There is nothing more talked about in college athletics these days than student-athletes finally securing name, image and likeness rights around the same time the one-time transfer waiver became a thing. Those two developments have combined to change college basketball in a variety of dramatic ways.
Recruiting high school prospects is no longer as important as it was in previous eras. Roster-building and developing a team over a span of two or three years is increasingly difficult. Organizing collectives to more or less buy or keep desirable players is very much a part of the game at pretty much all levels.
But what are these players really getting?
What’s fact? What’s fiction?
We’ve all heard stories — big and small. But it’s often difficult to sift through the tales and figure out exactly what’s exaggerated or even made up. So, with this in mind, we decided to go straight to the men who are operating in this world every day and ask roughly 100 college basketball coaches the following question:
Based on your experience recruiting via the transfer portal, approximately what NIL price is a projected starter at the high-major level looking for in college basketball?
Less than $100,0007.5%Somewhere between $100,000 and $200,00025.5%Somewhere between $200,000 and $300,00040.4%Somewhere between $300,000 and $400,00014.9%More than $400,00011.7%
Quotes that stood out
“Like anything, there are outliers in both directions. But I would say an average would be about $150-250,000. There are a lot of schools who are driving up the market where it is getting out of control. [But I’m] not complaining because if I was them I’d be doing it as well.” “I lost [an OK] player to a [power-conference] school for $200,000.””You have bozo-schools offering insane numbers, and typically those coaches get fired. We lost a guy when we offered over $200,000 — and he would have helped us. But we were blown away by the offer a Pac-12 school made.””I do know between $200k-$400k were numbers talked about when our former player [at the mid-major level] transferred [to a high-major].”
“We have (at the mid-major level] been asked for as little as $30,000, and for as much as $400,000, [for a transfer].”
“I don’t think everybody is getting what they tell people they’re getting. That’s why I think it would be better if all of this had to be documented and made publicly available. That would stop a lot of the bullshit. But, yeah, the number is about $200,000. If my staff targets a good transfer, we know we better be able to tell him we can get him at least that — or we’re just wasting our time.”
The takeaway
We wanted to be very specific with the way we phrased this question, largely because we were surveying coaches at all levels of the sport, and the so-called price for a transfer at one level is obviously different than it is at another. Beyond that, most fans care mostly about what’s happening at the tip-top of the sport. So we decided to ask specifically about transfers who project as starters at the high-major level.

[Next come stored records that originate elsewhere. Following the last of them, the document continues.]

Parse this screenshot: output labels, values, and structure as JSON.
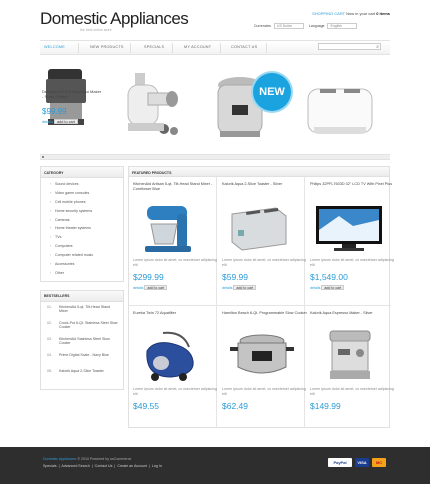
{
  "header": {
    "logo_title": "Domestic Appliances",
    "logo_tagline": "the best online store",
    "cart_label": "SHOPPING CART",
    "cart_text": "Now in your cart",
    "cart_items": "0 items",
    "currencies_label": "Currencies",
    "currency_value": "US Dollar",
    "language_label": "Language",
    "language_value": "English"
  },
  "nav": {
    "items": [
      "WELCOME",
      "NEW PRODUCTS",
      "SPECIALS",
      "MY ACCOUNT",
      "CONTACT US"
    ],
    "active": "WELCOME",
    "search_placeholder": ""
  },
  "slider": {
    "title": "Delonghi EC410 Espresso Maker - Silver / Black",
    "price": "$99.99",
    "details": "details",
    "add_to_cart": "add to cart",
    "badge": "NEW"
  },
  "left": {
    "categories_title": "CATEGORY",
    "categories": [
      "Sound devices",
      "Video game consoles",
      "Cell mobile phones",
      "Home security systems",
      "Cameras",
      "Home theater systems",
      "TVs",
      "Computers",
      "Computer related music",
      "Accessories",
      "Other"
    ],
    "bestsellers_title": "BESTSELLERS",
    "bestsellers": [
      {
        "n": "01.",
        "name": "KitchenAid 5-qt. Tilt-Head Stand Mixer"
      },
      {
        "n": "02.",
        "name": "Crock-Pot 6-Qt. Stainless Steel Slow Cooker"
      },
      {
        "n": "03.",
        "name": "KitchenAid Stainless Steel Slow Cooker"
      },
      {
        "n": "04.",
        "name": "Prime Digital Scale - Navy Blue"
      },
      {
        "n": "05.",
        "name": "Kalorik Aqua 2-Slice Toaster"
      }
    ]
  },
  "featured": {
    "title": "FEATURED PRODUCTS",
    "desc": "Lorem ipsum dolor sit amet, co nsectetuer adipiscing elit",
    "details": "details",
    "add_to_cart": "add to cart",
    "products": [
      {
        "name": "KitchenAid Artisan 5-qt. Tilt-Head Stand Mixer - Cornflower Blue",
        "price": "$299.99",
        "icon": "stand-mixer"
      },
      {
        "name": "Kalorik Aqua 2-Slice Toaster - Silver",
        "price": "$59.99",
        "icon": "toaster"
      },
      {
        "name": "Philips 32PFL7603D 32\" LCD TV With Pixel Plus",
        "price": "$1,549.00",
        "icon": "lcd-tv"
      },
      {
        "name": "Eureka Twin 72 Aquafilter",
        "price": "$49.55",
        "icon": "vacuum"
      },
      {
        "name": "Hamilton Beach 6-Qt. Programmable Slow Cooker",
        "price": "$62.49",
        "icon": "slow-cooker"
      },
      {
        "name": "Kalorik Aqua Espresso Maker - Silver",
        "price": "$149.99",
        "icon": "espresso-maker"
      }
    ]
  },
  "footer": {
    "brand": "Domestic Appliances",
    "copyright": "© 2010",
    "powered": "Powered by osCommerce",
    "links": [
      "Specials",
      "Advanced Search",
      "Contact Us",
      "Create an Account",
      "Log In"
    ],
    "payments": [
      "PayPal",
      "VISA",
      "MC"
    ]
  },
  "colors": {
    "accent": "#2b9bd6",
    "footer_bg": "#2e2e2e"
  }
}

What are they really getting?
Some low-major and mid-major coaches politely declined to answer because they said they simply do not swim in those waters and don’t have a good grasp for the market. We appreciated the honesty. But roughly 100 coaches did answer to the best of their ability, and we came away with the impression that transfers who project as high-major starters are typically looking for something between $200,000 and $300,000 — and often getting promised around $200,000 in NIL deals to enroll at a new school.

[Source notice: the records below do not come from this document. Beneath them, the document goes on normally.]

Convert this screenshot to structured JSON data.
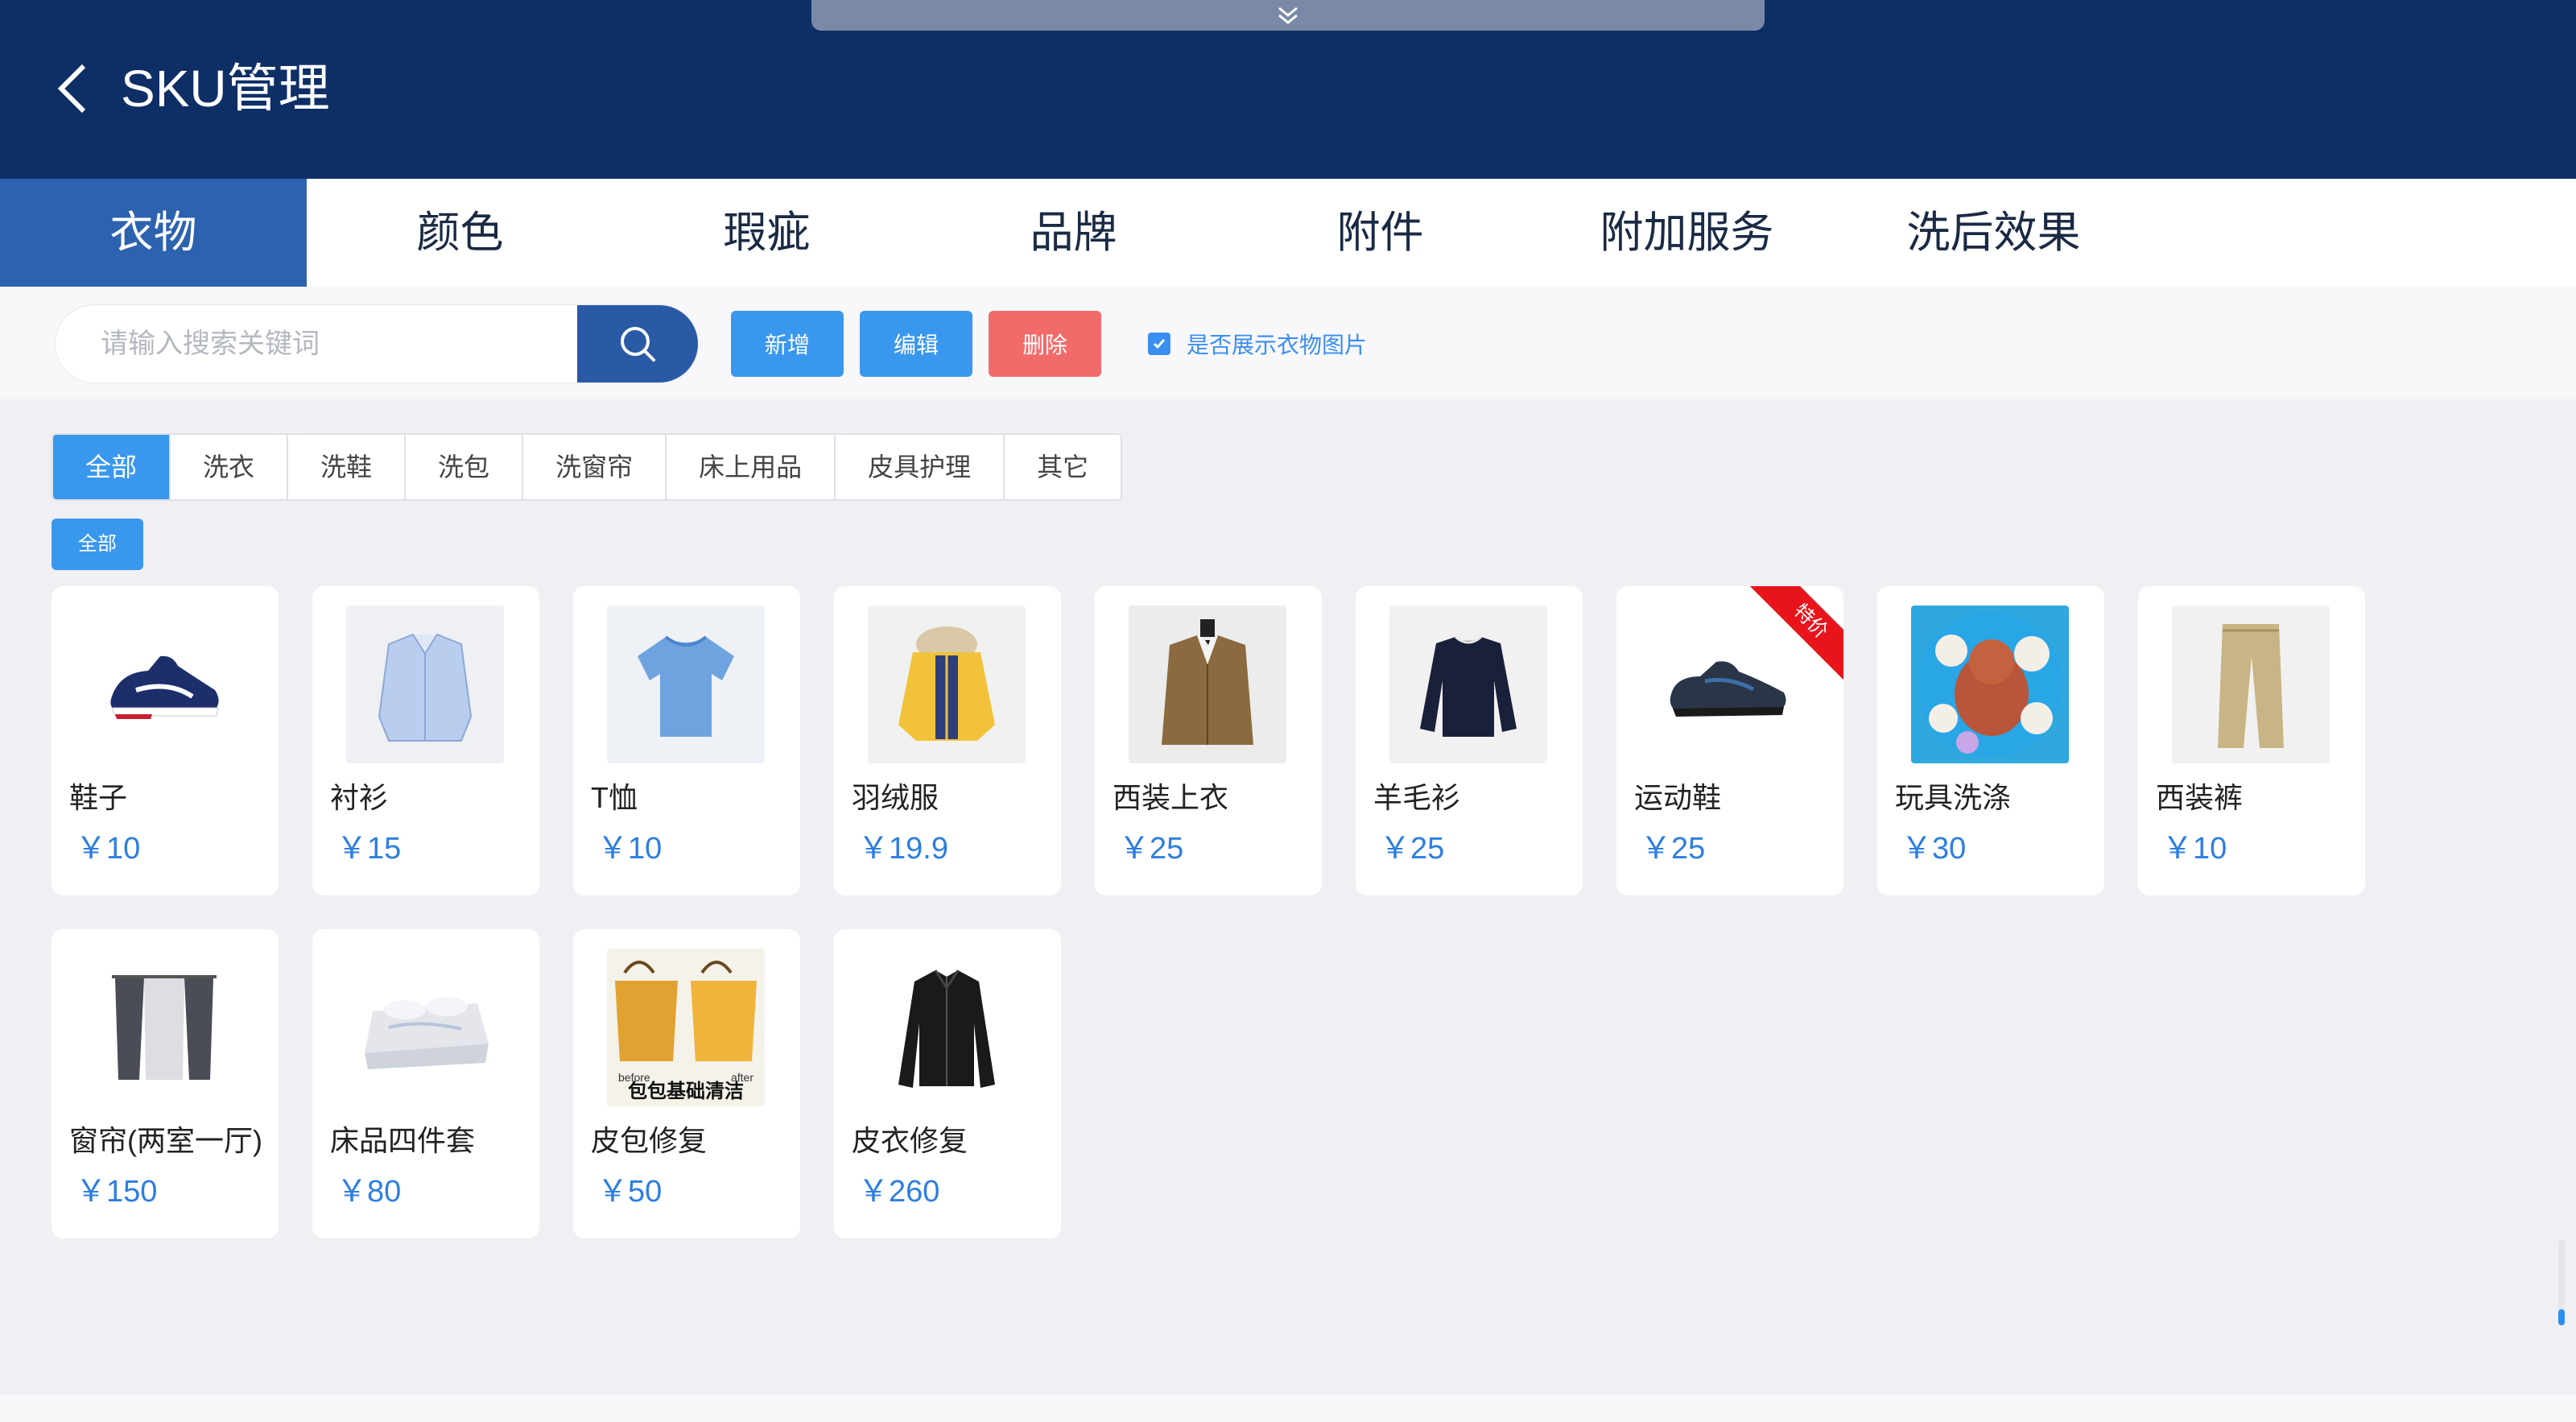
{
  "header": {
    "title": "SKU管理"
  },
  "tabs": [
    {
      "label": "衣物",
      "active": true
    },
    {
      "label": "颜色",
      "active": false
    },
    {
      "label": "瑕疵",
      "active": false
    },
    {
      "label": "品牌",
      "active": false
    },
    {
      "label": "附件",
      "active": false
    },
    {
      "label": "附加服务",
      "active": false
    },
    {
      "label": "洗后效果",
      "active": false
    }
  ],
  "toolbar": {
    "search_placeholder": "请输入搜索关键词",
    "add_label": "新增",
    "edit_label": "编辑",
    "delete_label": "删除",
    "show_images_label": "是否展示衣物图片",
    "show_images_checked": true
  },
  "categories": [
    "全部",
    "洗衣",
    "洗鞋",
    "洗包",
    "洗窗帘",
    "床上用品",
    "皮具护理",
    "其它"
  ],
  "selected_category": "全部",
  "subcategory": "全部",
  "products": [
    {
      "name": "鞋子",
      "price": "￥10",
      "icon": "sneaker-icon"
    },
    {
      "name": "衬衫",
      "price": "￥15",
      "icon": "shirt-icon"
    },
    {
      "name": "T恤",
      "price": "￥10",
      "icon": "tshirt-icon"
    },
    {
      "name": "羽绒服",
      "price": "￥19.9",
      "icon": "down-jacket-icon"
    },
    {
      "name": "西装上衣",
      "price": "￥25",
      "icon": "suit-jacket-icon"
    },
    {
      "name": "羊毛衫",
      "price": "￥25",
      "icon": "sweater-icon"
    },
    {
      "name": "运动鞋",
      "price": "￥25",
      "icon": "sport-shoe-icon",
      "badge": "特价"
    },
    {
      "name": "玩具洗涤",
      "price": "￥30",
      "icon": "plush-toys-icon"
    },
    {
      "name": "西装裤",
      "price": "￥10",
      "icon": "trousers-icon"
    },
    {
      "name": "窗帘(两室一厅)",
      "price": "￥150",
      "icon": "curtain-icon"
    },
    {
      "name": "床品四件套",
      "price": "￥80",
      "icon": "bedding-icon"
    },
    {
      "name": "皮包修复",
      "price": "￥50",
      "icon": "handbag-icon",
      "thumb_caption": "包包基础清洁",
      "thumb_before": "before",
      "thumb_after": "after"
    },
    {
      "name": "皮衣修复",
      "price": "￥260",
      "icon": "leather-jacket-icon"
    }
  ],
  "colors": {
    "header_bg": "#0e2f66",
    "tab_active_bg": "#2d62ae",
    "primary_button": "#3a97ee",
    "danger_button": "#f26b6b",
    "price_text": "#2d7ee0",
    "badge_red": "#e8141b"
  }
}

Are some getting more? Yes. Are some getting less? Yes.
There are outliers on both ends.
But most coaches told us the floor for transfers who project as high-major starters is around $150,000 — and then what amounts to a bidding war can and will take things much higher. For what it’s worth, many coaches told us SEC schools — and a few other big brands from other conferences, but mostly SEC schools — are the ones that tend to drive up prices. (It just means more and all that.) And one other tidbit coaches offered up is that good transfers are almost always more expensive than good high school players because good transfers are usually proven commodities who are older and more likely to make an immediate impact than 99% of high school graduates entering college.
Do all coaches love the current state of things?
Absolutely not.
They now find themselves having to do things they did not get into this profession to do — like rally boosters to donate to collectives and then use that money to negotiate with parents or grassroots coaches or whomever needs to be negotiated with. And it’s especially hard for mid-major coaches who sometimes have their best players bought straight off of their campuses deep in the calendar. A perfect system, this is not.

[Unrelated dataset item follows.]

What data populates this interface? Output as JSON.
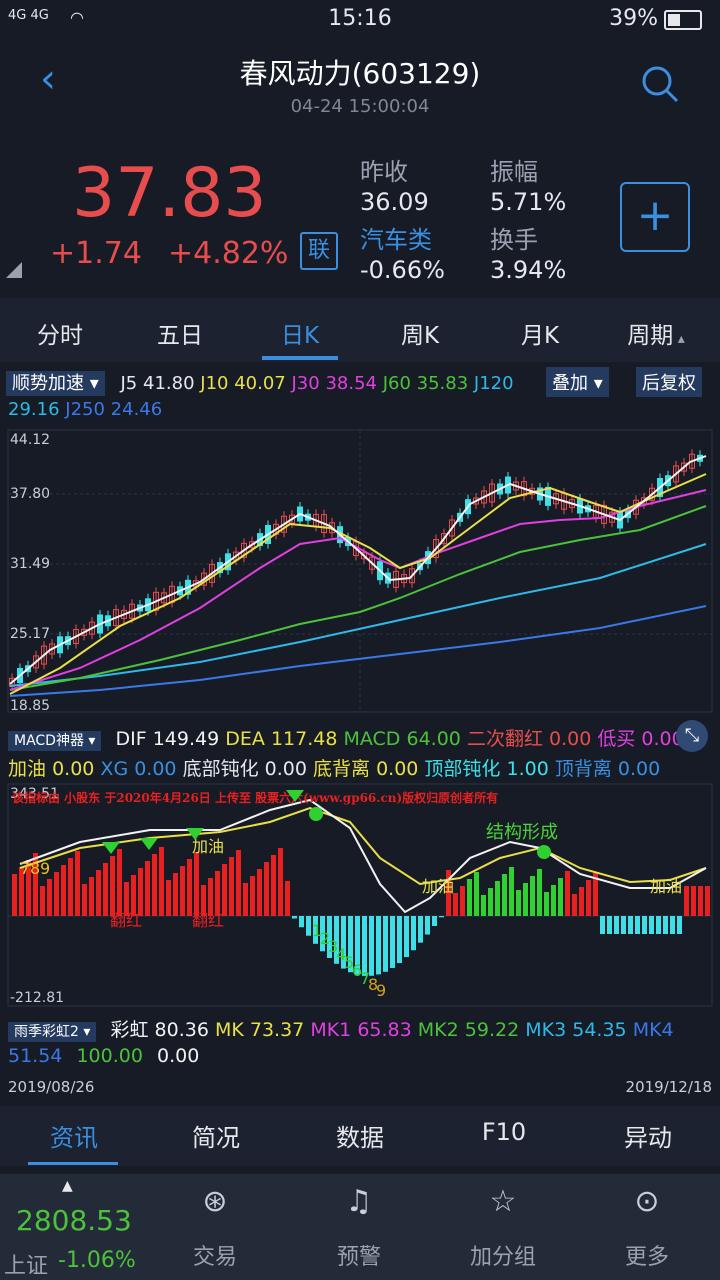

But the smartest coaches have mostly stopped complaining about NIL deals, at least publicly, and started evolving and adjusting to their new realities. They don’t all think it’s sensible that somebody averaging 11 points and seven rebounds for a middle-of-the-pack power-conference team is getting hundreds of thousands of dollars. But most of them seem to understand that there’s no going back now, and they know that unless they’re working off the court to ensure they’re competitive in the NIL space, at least relative to their conference foes, it’s going to be difficult to turn around and be competitive on the court when things tip off each November.